Where do you get this from? Did you even read what you are replying to? I never said anything like that... What I'm saying is that the approach taken by OP is worthless when it comes to real-life uses of validation.

So, continuing with your example: you will either end up doing validation instead of parsing (i.e. you will implement parsePrime validator function), or your will not actually validate that your input is a prime number... The whole point OP was trying to make is that they wanted to capture the constraints on data in a type describing those constraints, but outside of trivial examples s.a. non-empty list, that's used by OP, that leads to programs that are either impossible or are extremely complex.

> One can quite easily create a closed module that encapsulates a ValidPassword

And, again, that would be doing _validation_ not parsing. I'm not sure if you even understand what the conflict here is, or are you somehow agreeing with me w/o saying so?

replies(1): >>35058705 #
chowells ◴[] No.35058705[source]
If you can't create a value of type PrimeNumber that doesn't contain a prime number, there's a bit more to it than naming. Not all type-level guarantees need to come from structural properties of the type. They can also come from structural properties of the environment of the type. Providing no public constructor is such a property.

The example was written rather badly, though. It should have pointed out that the module was exporting the type and a couple helper functions, but not the data constructor.

But despite that, the key point was correct. Validating is examining a piece of data and returning "good" or "bad". Parsing is returning a new piece of data which encodes the goodness property at the type level, or failing to return anything. It's a better paradigm because the language prevents you from forgetting what situation you're in.

replies(2): >>35059113 #>>35060307 #
crabbone ◴[] No.35060307[source]
> If you can't create a value of type PrimeNumber that doesn't contain a prime number

Because you wrote a validation function, the exact thing OP told you not to do. Hooray?!

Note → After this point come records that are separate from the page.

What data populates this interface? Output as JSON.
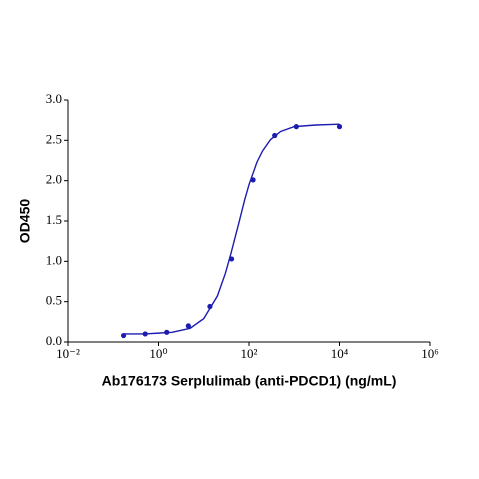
{
  "chart_data": {
    "type": "scatter",
    "x_label": "Ab176173 Serplulimab (anti-PDCD1) (ng/mL)",
    "y_label": "OD450",
    "log_x": true,
    "xlim": [
      0.01,
      1000000
    ],
    "xticks": [
      {
        "value": 0.01,
        "label": "10⁻²"
      },
      {
        "value": 1,
        "label": "10⁰"
      },
      {
        "value": 100,
        "label": "10²"
      },
      {
        "value": 10000,
        "label": "10⁴"
      },
      {
        "value": 1000000,
        "label": "10⁶"
      }
    ],
    "ylim": [
      0,
      3
    ],
    "yticks": [
      {
        "value": 0,
        "label": "0.0"
      },
      0.5,
      {
        "value": 1,
        "label": "1.0"
      },
      1.5,
      {
        "value": 2,
        "label": "2.0"
      },
      2.5,
      {
        "value": 3,
        "label": "3.0"
      }
    ],
    "series": [
      {
        "color": "#1c1cb0",
        "x": [
          0.169,
          0.508,
          1.52,
          4.57,
          13.7,
          41.2,
          123,
          370,
          1111,
          10000
        ],
        "values": [
          0.08,
          0.1,
          0.12,
          0.2,
          0.44,
          1.03,
          2.01,
          2.56,
          2.67,
          2.67
        ]
      }
    ],
    "fit": {
      "color": "#1c1cb0",
      "x": [
        0.17,
        0.5,
        1,
        2,
        5,
        10,
        20,
        30,
        40,
        50,
        60,
        80,
        100,
        150,
        200,
        300,
        500,
        1000,
        3000,
        10000
      ],
      "values": [
        0.1,
        0.1,
        0.11,
        0.12,
        0.17,
        0.29,
        0.57,
        0.85,
        1.1,
        1.31,
        1.48,
        1.76,
        1.95,
        2.23,
        2.37,
        2.51,
        2.61,
        2.67,
        2.69,
        2.7
      ]
    }
  }
}
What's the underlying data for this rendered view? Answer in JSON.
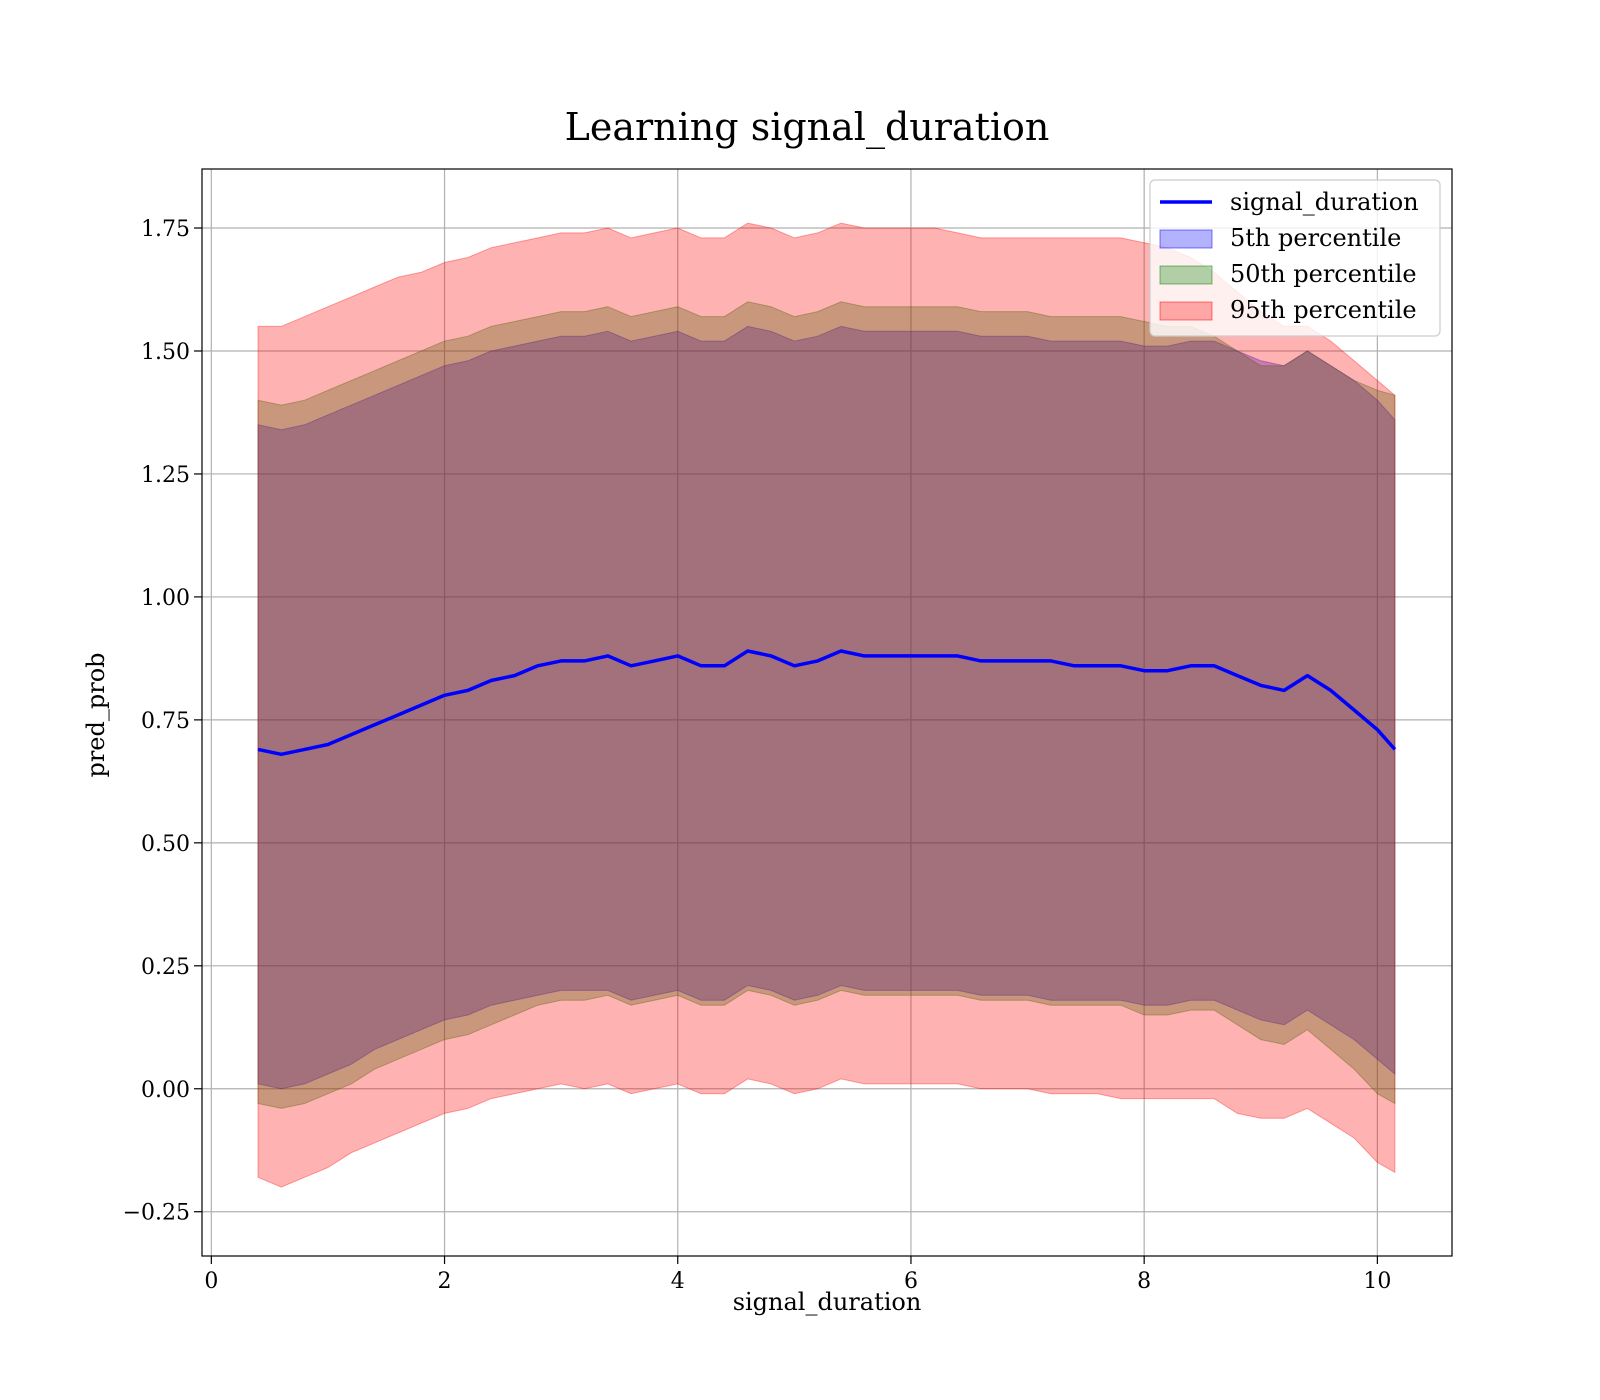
{
  "chart_data": {
    "type": "area",
    "title": "Learning signal_duration",
    "xlabel": "signal_duration",
    "ylabel": "pred_prob",
    "xlim": [
      -0.08,
      10.64
    ],
    "ylim": [
      -0.34,
      1.87
    ],
    "xticks": [
      0,
      2,
      4,
      6,
      8,
      10
    ],
    "xtick_labels": [
      "0",
      "2",
      "4",
      "6",
      "8",
      "10"
    ],
    "yticks": [
      -0.25,
      0.0,
      0.25,
      0.5,
      0.75,
      1.0,
      1.25,
      1.5,
      1.75
    ],
    "ytick_labels": [
      "−0.25",
      "0.00",
      "0.25",
      "0.50",
      "0.75",
      "1.00",
      "1.25",
      "1.50",
      "1.75"
    ],
    "grid": true,
    "legend_position": "top-right",
    "x": [
      0.4,
      0.6,
      0.8,
      1.0,
      1.2,
      1.4,
      1.6,
      1.8,
      2.0,
      2.2,
      2.4,
      2.6,
      2.8,
      3.0,
      3.2,
      3.4,
      3.6,
      3.8,
      4.0,
      4.2,
      4.4,
      4.6,
      4.8,
      5.0,
      5.2,
      5.4,
      5.6,
      5.8,
      6.0,
      6.2,
      6.4,
      6.6,
      6.8,
      7.0,
      7.2,
      7.4,
      7.6,
      7.8,
      8.0,
      8.2,
      8.4,
      8.6,
      8.8,
      9.0,
      9.2,
      9.4,
      9.6,
      9.8,
      10.0,
      10.15
    ],
    "series": [
      {
        "name": "signal_duration",
        "kind": "line",
        "color": "#0000ff",
        "values": [
          0.69,
          0.68,
          0.69,
          0.7,
          0.72,
          0.74,
          0.76,
          0.78,
          0.8,
          0.81,
          0.83,
          0.84,
          0.86,
          0.87,
          0.87,
          0.88,
          0.86,
          0.87,
          0.88,
          0.86,
          0.86,
          0.89,
          0.88,
          0.86,
          0.87,
          0.89,
          0.88,
          0.88,
          0.88,
          0.88,
          0.88,
          0.87,
          0.87,
          0.87,
          0.87,
          0.86,
          0.86,
          0.86,
          0.85,
          0.85,
          0.86,
          0.86,
          0.84,
          0.82,
          0.81,
          0.84,
          0.81,
          0.77,
          0.73,
          0.69
        ]
      },
      {
        "name": "5th percentile",
        "kind": "band",
        "color": "#0000ff",
        "opacity": 0.3,
        "lower": [
          0.01,
          0.0,
          0.01,
          0.03,
          0.05,
          0.08,
          0.1,
          0.12,
          0.14,
          0.15,
          0.17,
          0.18,
          0.19,
          0.2,
          0.2,
          0.2,
          0.18,
          0.19,
          0.2,
          0.18,
          0.18,
          0.21,
          0.2,
          0.18,
          0.19,
          0.21,
          0.2,
          0.2,
          0.2,
          0.2,
          0.2,
          0.19,
          0.19,
          0.19,
          0.18,
          0.18,
          0.18,
          0.18,
          0.17,
          0.17,
          0.18,
          0.18,
          0.16,
          0.14,
          0.13,
          0.16,
          0.13,
          0.1,
          0.06,
          0.03
        ],
        "upper": [
          1.35,
          1.34,
          1.35,
          1.37,
          1.39,
          1.41,
          1.43,
          1.45,
          1.47,
          1.48,
          1.5,
          1.51,
          1.52,
          1.53,
          1.53,
          1.54,
          1.52,
          1.53,
          1.54,
          1.52,
          1.52,
          1.55,
          1.54,
          1.52,
          1.53,
          1.55,
          1.54,
          1.54,
          1.54,
          1.54,
          1.54,
          1.53,
          1.53,
          1.53,
          1.52,
          1.52,
          1.52,
          1.52,
          1.51,
          1.51,
          1.52,
          1.52,
          1.5,
          1.48,
          1.47,
          1.5,
          1.47,
          1.44,
          1.4,
          1.36
        ]
      },
      {
        "name": "50th percentile",
        "kind": "band",
        "color": "#008000",
        "opacity": 0.3,
        "lower": [
          -0.03,
          -0.04,
          -0.03,
          -0.01,
          0.01,
          0.04,
          0.06,
          0.08,
          0.1,
          0.11,
          0.13,
          0.15,
          0.17,
          0.18,
          0.18,
          0.19,
          0.17,
          0.18,
          0.19,
          0.17,
          0.17,
          0.2,
          0.19,
          0.17,
          0.18,
          0.2,
          0.19,
          0.19,
          0.19,
          0.19,
          0.19,
          0.18,
          0.18,
          0.18,
          0.17,
          0.17,
          0.17,
          0.17,
          0.15,
          0.15,
          0.16,
          0.16,
          0.13,
          0.1,
          0.09,
          0.12,
          0.08,
          0.04,
          -0.01,
          -0.03
        ],
        "upper": [
          1.4,
          1.39,
          1.4,
          1.42,
          1.44,
          1.46,
          1.48,
          1.5,
          1.52,
          1.53,
          1.55,
          1.56,
          1.57,
          1.58,
          1.58,
          1.59,
          1.57,
          1.58,
          1.59,
          1.57,
          1.57,
          1.6,
          1.59,
          1.57,
          1.58,
          1.6,
          1.59,
          1.59,
          1.59,
          1.59,
          1.59,
          1.58,
          1.58,
          1.58,
          1.57,
          1.57,
          1.57,
          1.57,
          1.56,
          1.55,
          1.55,
          1.53,
          1.5,
          1.47,
          1.47,
          1.5,
          1.47,
          1.44,
          1.42,
          1.41
        ]
      },
      {
        "name": "95th percentile",
        "kind": "band",
        "color": "#ff0000",
        "opacity": 0.3,
        "lower": [
          -0.18,
          -0.2,
          -0.18,
          -0.16,
          -0.13,
          -0.11,
          -0.09,
          -0.07,
          -0.05,
          -0.04,
          -0.02,
          -0.01,
          0.0,
          0.01,
          0.0,
          0.01,
          -0.01,
          0.0,
          0.01,
          -0.01,
          -0.01,
          0.02,
          0.01,
          -0.01,
          0.0,
          0.02,
          0.01,
          0.01,
          0.01,
          0.01,
          0.01,
          0.0,
          0.0,
          0.0,
          -0.01,
          -0.01,
          -0.01,
          -0.02,
          -0.02,
          -0.02,
          -0.02,
          -0.02,
          -0.05,
          -0.06,
          -0.06,
          -0.04,
          -0.07,
          -0.1,
          -0.15,
          -0.17
        ],
        "upper": [
          1.55,
          1.55,
          1.57,
          1.59,
          1.61,
          1.63,
          1.65,
          1.66,
          1.68,
          1.69,
          1.71,
          1.72,
          1.73,
          1.74,
          1.74,
          1.75,
          1.73,
          1.74,
          1.75,
          1.73,
          1.73,
          1.76,
          1.75,
          1.73,
          1.74,
          1.76,
          1.75,
          1.75,
          1.75,
          1.75,
          1.74,
          1.73,
          1.73,
          1.73,
          1.73,
          1.73,
          1.73,
          1.73,
          1.72,
          1.71,
          1.69,
          1.66,
          1.62,
          1.58,
          1.55,
          1.55,
          1.52,
          1.48,
          1.44,
          1.41
        ]
      }
    ]
  }
}
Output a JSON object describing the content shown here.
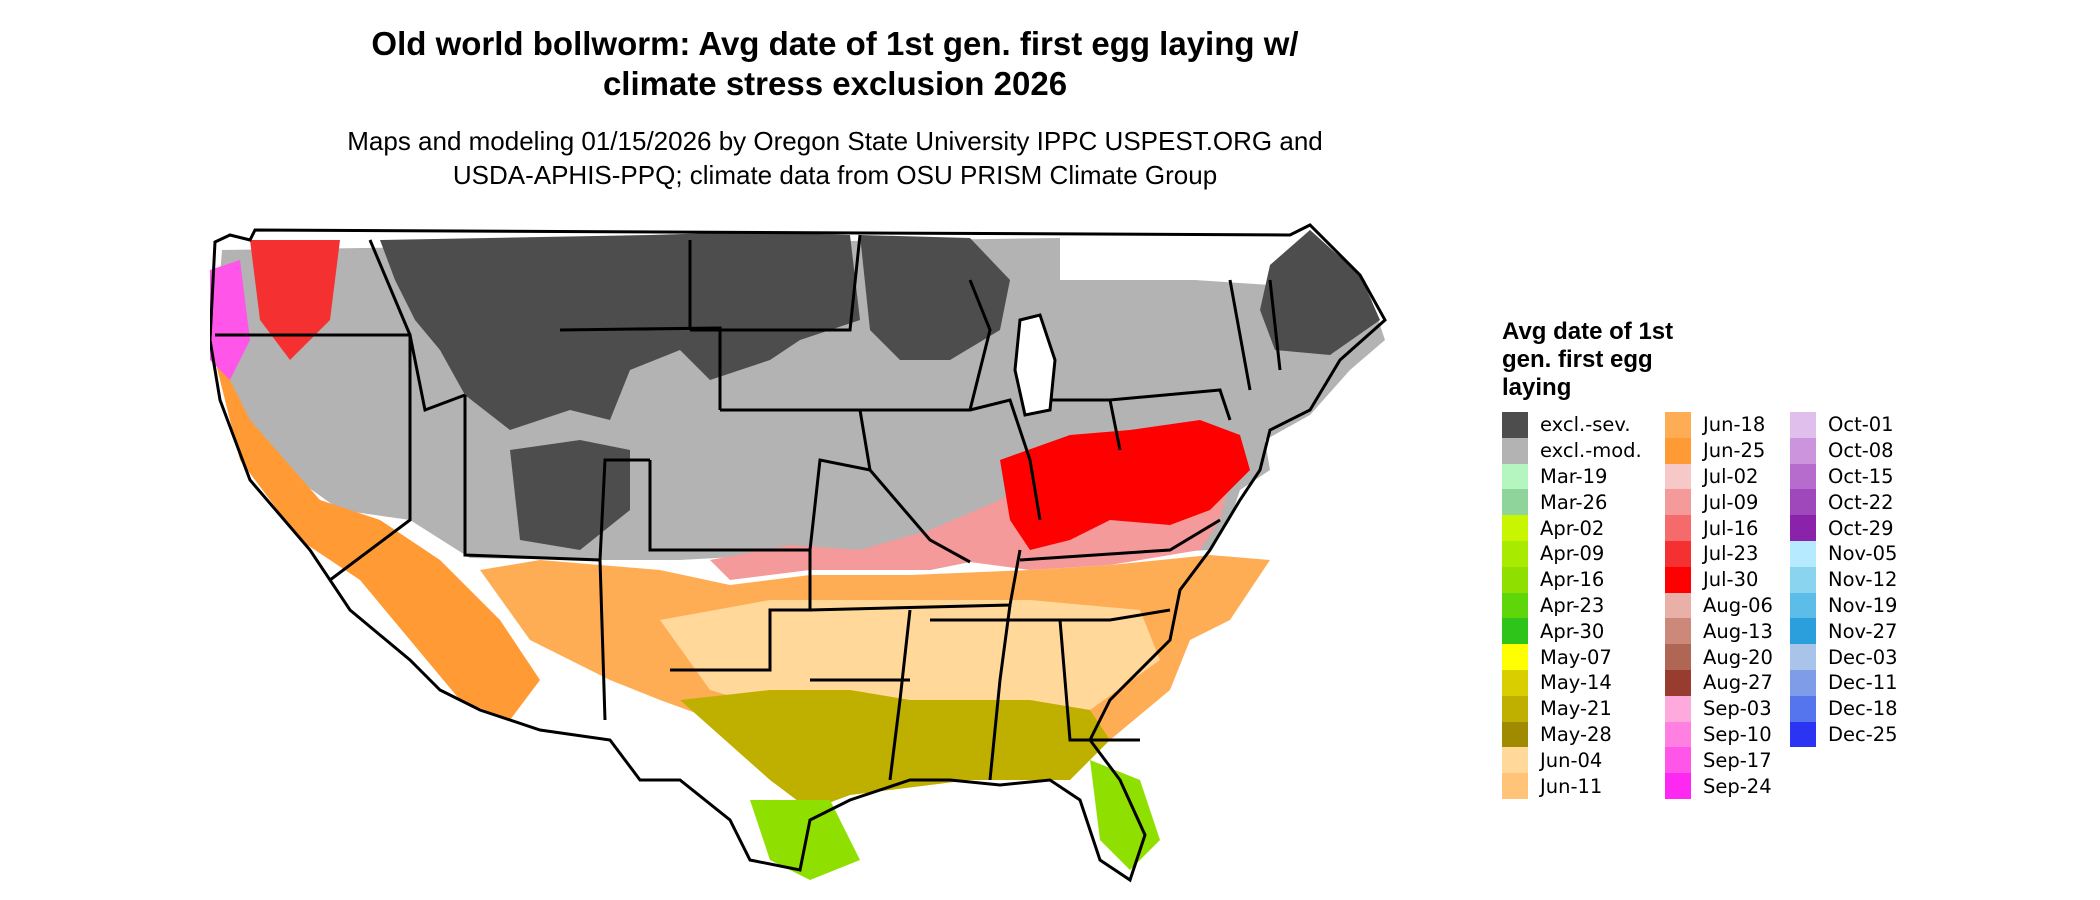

The goal of OP was to create a type that incorporates constraints on data, just like in their example about the non-empty list they created a type that in the type itself contains the constraints s.t. it's impossible to implement this type in a way that it will have an empty list.

You did the opposite. You created a type w/o any constraints whatsoever, and then added a validation function to it to make sure you only create values validated by that function. So... you kind of proved my point: it's nigh impossible to create a program intelligible to human beings that has a "prime number" type, and that's why we use validation -- it's easy to write, easy to understand.

Your type isn't even a natural number, let alone a prime number.

replies(1): >>35061011 #
1. chowells ◴[] No.35061011[source]
Are you aware that it's impossible to do any kind of parsing without validating the data? Saying "you have a validation function" is not some sort of disproof of parsing.

Parsing is an additional job on top of validation - providing type-level evidence that the data is good. That's what makes it valuable. It's not some theoretical difference in power. It's better software engineering.